Holidays and Everyday Life in Japan

Few countries could be more different to our way of life than Japan. The distinctive language, interesting food and instantly recognizable décor gives westerners on holiday to Japan an experience which cannot be rivalled.

It’s said that the best time to visit Japan is either April or November, as this is when the cherry blossoms for which Japan is famous are in full bloom. Times to be avoided if possible are the Japanese holidays at the beginning of January, 29 April – 5 May (Golden Week), and Obon week; usually celebrated mid-august, although some regions celebrate it in mid-July. Obon week is also in the middle of the Japanese summer holidays when the children are off school, and, as in this country, cheap holidays are difficult to come by.
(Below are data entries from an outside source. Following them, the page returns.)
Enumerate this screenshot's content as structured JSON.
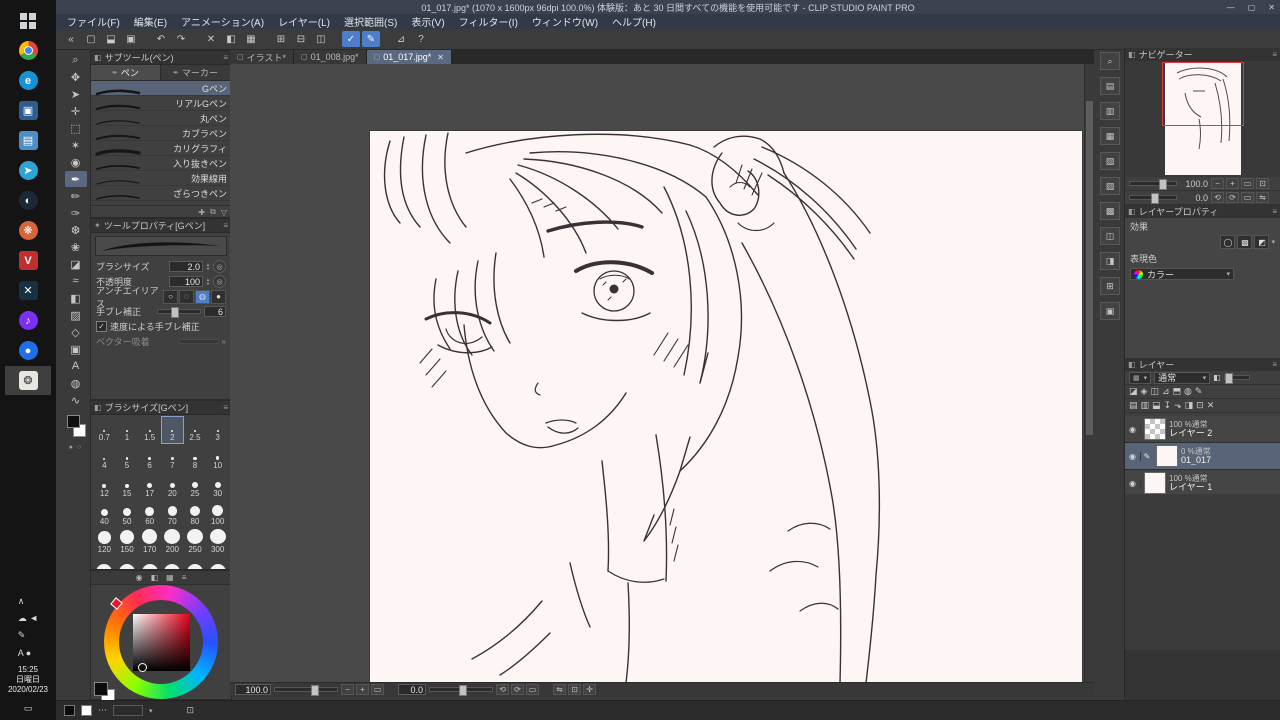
{
  "colors": {
    "accent": "#4f7dc8",
    "selection": "#5a6478",
    "paper": "#fdf6f4",
    "nav_frame": "#e03a3a",
    "line_art": "#3a3136",
    "taskbar_selected": "#3f3f3f"
  },
  "ui": {
    "header_tab_glyph": "◧",
    "panel_menu_glyph": "≡",
    "pen_tab_glyph": "✒",
    "close_glyph": "✕",
    "doc_glyph": "▢"
  },
  "taskbar": {
    "icons": [
      {
        "name": "start",
        "shape": "win",
        "glyph": ""
      },
      {
        "name": "chrome",
        "shape": "chrome",
        "glyph": ""
      },
      {
        "name": "edge",
        "shape": "circle",
        "glyph": "e",
        "bg": "#1493d6"
      },
      {
        "name": "pinned-app-1",
        "shape": "square",
        "glyph": "▣",
        "bg": "#2d5e8f"
      },
      {
        "name": "pinned-app-2",
        "shape": "square",
        "glyph": "▤",
        "bg": "#4d8fc4"
      },
      {
        "name": "telegram",
        "shape": "circle",
        "glyph": "➤",
        "bg": "#2ea3d6"
      },
      {
        "name": "steam",
        "shape": "circle",
        "glyph": "◐",
        "bg": "#1b2838"
      },
      {
        "name": "pinned-app-3",
        "shape": "circle",
        "glyph": "❋",
        "bg": "#d9643a"
      },
      {
        "name": "voice-app",
        "shape": "square",
        "glyph": "V",
        "bg": "#c02e2e"
      },
      {
        "name": "pinned-app-4",
        "shape": "square",
        "glyph": "✕",
        "bg": "#173042"
      },
      {
        "name": "music-app",
        "shape": "circle",
        "glyph": "♪",
        "bg": "#7b2ff7"
      },
      {
        "name": "pinned-app-5",
        "shape": "circle",
        "glyph": "●",
        "bg": "#1f6feb"
      },
      {
        "name": "clip-studio-paint",
        "shape": "square",
        "glyph": "❂",
        "bg": "#e9e5df",
        "fg": "#3a3a3a",
        "selected": true
      }
    ],
    "tray": [
      {
        "name": "tray-chevron-icon",
        "glyph": "∧"
      },
      {
        "name": "tray-cloud-volume-icons",
        "glyph": "☁ ◄"
      },
      {
        "name": "tray-pen-icon",
        "glyph": "✎"
      },
      {
        "name": "tray-ime-icons",
        "glyph": "A ●"
      }
    ],
    "clock": {
      "time": "15:25",
      "weekday": "日曜日",
      "date": "2020/02/23"
    },
    "show_desktop_glyph": "▭"
  },
  "window": {
    "title": "01_017.jpg* (1070 x 1600px 96dpi 100.0%) 体験版：あと 30 日間すべての機能を使用可能です - CLIP STUDIO PAINT PRO",
    "controls": {
      "minimize": "—",
      "maximize": "▢",
      "close": "✕"
    },
    "menus": [
      {
        "name": "file",
        "label": "ファイル(F)"
      },
      {
        "name": "edit",
        "label": "編集(E)"
      },
      {
        "name": "animation",
        "label": "アニメーション(A)"
      },
      {
        "name": "layer",
        "label": "レイヤー(L)"
      },
      {
        "name": "selection",
        "label": "選択範囲(S)"
      },
      {
        "name": "view",
        "label": "表示(V)"
      },
      {
        "name": "filter",
        "label": "フィルター(I)"
      },
      {
        "name": "window",
        "label": "ウィンドウ(W)"
      },
      {
        "name": "help",
        "label": "ヘルプ(H)"
      }
    ],
    "toolbar": [
      {
        "name": "collapse-left",
        "glyph": "«"
      },
      {
        "name": "new-canvas",
        "glyph": "▢"
      },
      {
        "name": "open-file",
        "glyph": "⬓"
      },
      {
        "name": "save-file",
        "glyph": "▣"
      },
      {
        "sep": true
      },
      {
        "name": "undo",
        "glyph": "↶"
      },
      {
        "name": "redo",
        "glyph": "↷"
      },
      {
        "sep": true
      },
      {
        "name": "delete",
        "glyph": "✕"
      },
      {
        "name": "fill",
        "glyph": "◧"
      },
      {
        "name": "grid",
        "glyph": "▦"
      },
      {
        "sep": true
      },
      {
        "name": "snap-to-ruler",
        "glyph": "⊞"
      },
      {
        "name": "snap-to-special-ruler",
        "glyph": "⊟"
      },
      {
        "name": "snap-to-grid",
        "glyph": "◫"
      },
      {
        "sep": true
      },
      {
        "name": "select-vector",
        "glyph": "✓",
        "active": true
      },
      {
        "name": "edit-vector",
        "glyph": "✎",
        "active": true
      },
      {
        "sep": true
      },
      {
        "name": "ruler",
        "glyph": "⊿"
      },
      {
        "name": "help",
        "glyph": "?"
      }
    ],
    "toolstrip": {
      "selected": 7,
      "tools": [
        {
          "name": "zoom-tool",
          "glyph": "⌕"
        },
        {
          "name": "move-tool",
          "glyph": "✥"
        },
        {
          "name": "operation-tool",
          "glyph": "➤"
        },
        {
          "name": "layer-move-tool",
          "glyph": "✛"
        },
        {
          "name": "marquee-tool",
          "glyph": "⬚"
        },
        {
          "name": "auto-select-tool",
          "glyph": "✶"
        },
        {
          "name": "eyedropper-tool",
          "glyph": "◉"
        },
        {
          "name": "pen-tool",
          "glyph": "✒"
        },
        {
          "name": "pencil-tool",
          "glyph": "✏"
        },
        {
          "name": "brush-tool",
          "glyph": "✑"
        },
        {
          "name": "airbrush-tool",
          "glyph": "❆"
        },
        {
          "name": "decoration-tool",
          "glyph": "❀"
        },
        {
          "name": "eraser-tool",
          "glyph": "◪"
        },
        {
          "name": "blend-tool",
          "glyph": "≈"
        },
        {
          "name": "fill-tool",
          "glyph": "◧"
        },
        {
          "name": "gradient-tool",
          "glyph": "▨"
        },
        {
          "name": "figure-tool",
          "glyph": "◇"
        },
        {
          "name": "frame-border-tool",
          "glyph": "▣"
        },
        {
          "name": "text-tool",
          "glyph": "A"
        },
        {
          "name": "balloon-tool",
          "glyph": "◍"
        },
        {
          "name": "correct-line-tool",
          "glyph": "∿"
        }
      ]
    }
  },
  "subtool_panel": {
    "title": "サブツール(ペン)",
    "tabs": [
      {
        "label": "ペン",
        "active": true
      },
      {
        "label": "マーカー",
        "active": false
      }
    ],
    "items": [
      "Gペン",
      "リアルGペン",
      "丸ペン",
      "カブラペン",
      "カリグラフィ",
      "入り抜きペン",
      "効果線用",
      "ざらつきペン"
    ],
    "selected": "Gペン",
    "stroke_widths": [
      2.6,
      2.2,
      1.2,
      2.0,
      3.2,
      1.8,
      1.1,
      1.6
    ],
    "footer_icons": [
      {
        "name": "add-subtool-icon",
        "glyph": "✚"
      },
      {
        "name": "duplicate-subtool-icon",
        "glyph": "⧉"
      },
      {
        "name": "delete-subtool-icon",
        "glyph": "▽"
      }
    ]
  },
  "tool_property": {
    "title": "ツールプロパティ[Gペン]",
    "brush_size_label": "ブラシサイズ",
    "brush_size_value": "2.0",
    "opacity_label": "不透明度",
    "opacity_value": "100",
    "antialias_label": "アンチエイリアス",
    "antialias_selected": 2,
    "antialias_glyphs": [
      "○",
      "◌",
      "◍",
      "●"
    ],
    "stabilize_label": "手ブレ補正",
    "stabilize_value": "6",
    "speed_stabilize_label": "速度による手ブレ補正",
    "vector_snap_label": "ベクター吸着"
  },
  "brush_size_panel": {
    "title": "ブラシサイズ[Gペン]",
    "sizes": [
      "0.7",
      "1",
      "1.5",
      "2",
      "2.5",
      "3",
      "4",
      "5",
      "6",
      "7",
      "8",
      "10",
      "12",
      "15",
      "17",
      "20",
      "25",
      "30",
      "40",
      "50",
      "60",
      "70",
      "80",
      "100",
      "120",
      "150",
      "170",
      "200",
      "250",
      "300"
    ],
    "selected": "2",
    "overflow_dots": 6
  },
  "color_panel": {
    "header_icons": [
      {
        "name": "color-wheel-tab-icon",
        "glyph": "◉"
      },
      {
        "name": "color-slider-tab-icon",
        "glyph": "◧"
      },
      {
        "name": "color-set-tab-icon",
        "glyph": "▦"
      },
      {
        "name": "color-history-tab-icon",
        "glyph": "≡"
      }
    ]
  },
  "canvas": {
    "tabs": [
      {
        "label": "イラスト*",
        "active": false
      },
      {
        "label": "01_008.jpg*",
        "active": false
      },
      {
        "label": "01_017.jpg*",
        "active": true
      }
    ],
    "status": {
      "zoom": "100.0",
      "rotation": "0.0"
    },
    "zoom_icons": [
      {
        "name": "zoom-out-icon",
        "glyph": "−"
      },
      {
        "name": "zoom-in-icon",
        "glyph": "+"
      },
      {
        "name": "fit-to-screen-icon",
        "glyph": "▭"
      }
    ],
    "rotate_icons": [
      {
        "name": "rotate-left-icon",
        "glyph": "⟲"
      },
      {
        "name": "rotate-right-icon",
        "glyph": "⟳"
      },
      {
        "name": "reset-rotation-icon",
        "glyph": "▭"
      }
    ],
    "extra_icons": [
      {
        "name": "flip-horizontal-icon",
        "glyph": "⇋"
      },
      {
        "name": "reset-view-icon",
        "glyph": "⊡"
      },
      {
        "name": "move-view-icon",
        "glyph": "✛"
      }
    ]
  },
  "side_buttons": [
    {
      "name": "side-zoom-button",
      "glyph": "⌕"
    },
    {
      "name": "side-launcher-1",
      "glyph": "▤"
    },
    {
      "name": "side-launcher-2",
      "glyph": "▥"
    },
    {
      "name": "side-launcher-3",
      "glyph": "▦"
    },
    {
      "name": "side-launcher-4",
      "glyph": "▧"
    },
    {
      "name": "side-launcher-5",
      "glyph": "▨"
    },
    {
      "name": "side-launcher-6",
      "glyph": "▩"
    },
    {
      "name": "side-launcher-7",
      "glyph": "◫"
    },
    {
      "name": "side-launcher-8",
      "glyph": "◨"
    },
    {
      "name": "side-launcher-9",
      "glyph": "⊞"
    },
    {
      "name": "side-launcher-10",
      "glyph": "▣"
    }
  ],
  "navigator": {
    "title": "ナビゲーター",
    "zoom": "100.0",
    "rotation": "0.0",
    "zoom_icons": [
      {
        "name": "nav-zoom-out-icon",
        "glyph": "−"
      },
      {
        "name": "nav-zoom-in-icon",
        "glyph": "+"
      },
      {
        "name": "nav-fit-icon",
        "glyph": "▭"
      },
      {
        "name": "nav-actual-size-icon",
        "glyph": "⊡"
      }
    ],
    "rotate_icons": [
      {
        "name": "nav-rotate-left-icon",
        "glyph": "⟲"
      },
      {
        "name": "nav-rotate-right-icon",
        "glyph": "⟳"
      },
      {
        "name": "nav-reset-icon",
        "glyph": "▭"
      },
      {
        "name": "nav-flip-icon",
        "glyph": "⇋"
      }
    ]
  },
  "layer_property": {
    "title": "レイヤープロパティ",
    "effect_label": "効果",
    "effect_icons": [
      {
        "name": "border-effect-icon",
        "glyph": "◯"
      },
      {
        "name": "tone-effect-icon",
        "glyph": "▩"
      },
      {
        "name": "layer-color-effect-icon",
        "glyph": "◩"
      }
    ],
    "color_mode_label": "表現色",
    "color_mode_value": "カラー"
  },
  "layer_panel": {
    "title": "レイヤー",
    "blend_mode": "通常",
    "row2_icons": [
      {
        "name": "lock-transparent-icon",
        "glyph": "◪"
      },
      {
        "name": "lock-layer-icon",
        "glyph": "◈"
      },
      {
        "name": "enable-mask-icon",
        "glyph": "◫"
      },
      {
        "name": "set-ruler-icon",
        "glyph": "⊿"
      },
      {
        "name": "clip-below-icon",
        "glyph": "⬒"
      },
      {
        "name": "reference-layer-icon",
        "glyph": "◍"
      },
      {
        "name": "draft-layer-icon",
        "glyph": "✎"
      }
    ],
    "row3_icons": [
      {
        "name": "new-raster-layer-icon",
        "glyph": "▤"
      },
      {
        "name": "new-vector-layer-icon",
        "glyph": "▥"
      },
      {
        "name": "new-folder-icon",
        "glyph": "⬓"
      },
      {
        "name": "transfer-down-icon",
        "glyph": "↧"
      },
      {
        "name": "merge-down-icon",
        "glyph": "⬎"
      },
      {
        "name": "create-mask-icon",
        "glyph": "◨"
      },
      {
        "name": "apply-mask-icon",
        "glyph": "⊡"
      },
      {
        "name": "delete-layer-icon",
        "glyph": "✕"
      }
    ],
    "layers": [
      {
        "opacity_text": "100 %通常",
        "name": "レイヤー 2",
        "thumb": "checker",
        "selected": false
      },
      {
        "opacity_text": "0 %通常",
        "name": "01_017",
        "thumb": "paper",
        "selected": true
      },
      {
        "opacity_text": "100 %通常",
        "name": "レイヤー 1",
        "thumb": "paper",
        "selected": false
      }
    ]
  }
}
For the rest of the year, Japan is a lovely place to be. After the New Year celebrations are over, the remainder of January and February are generally quiet, which makes for an ideal time to go sight-seeing. Additionally, holidays at this time are usually cheaper, and the weather is sunny and dry. Northern Japan gets good snowfall around this time, so it’s especially good if you like winter sports.

The rainy season hits Japan around the beginning of May and carries on till mid July, and while it doesn’t always rain every day, it will be gloomy and overcast. The exception is Hokkaido, which doesn’t tend to be affected by the rains, so this is a popular destination for summer holidays. September is a warm and humid month, but cheap holidays are easier to get during this time as the summer crowds thin out. October and November remain warm, but the humidity level drops, making it more comfortable for tourists during this time. Airfares and hotels remain cheap up until the middle of December.

There are many different types of holiday accommodation in Japan. The cheapest are the hostels and dormitories, averaging between 2000 and 4000 Yen (£9 – £20) per person. They are very similar to the western equivalent and are popular with backpackers or people on short holidays. Capsule hotels, commonly used by businessmen and comprising of little more than a bed, television and shared bathroom, are very similar to the Formule One hotels in the rest of Europe. These average at 3000 – 4000 Yen (£14 – £20) per person.

For a real taste of Japan, a stay at a Ryokan or Minshuku is a must. These are like the western inn or bed and breakfast, but with a traditional Japanese style. You’ll sleep on a futon, kneel while eating sushi and other Japanese fare, and use a Japanese-style bathroom. The prices range from 4000 to 30,000 Yen (£14 – £140). Prices are usually quoted as per person per night instead of per room.

If you wish to stay for a longer period, such as a month or more, Japan has Gaijin houses (guest houses) apartments and shared houses which you pay for on a monthly basis. These cost anything upwards of 40,000 Yen (£200) per month, and can give the tourist an idea of life in Japan without having to go to the expense of furnishing a place.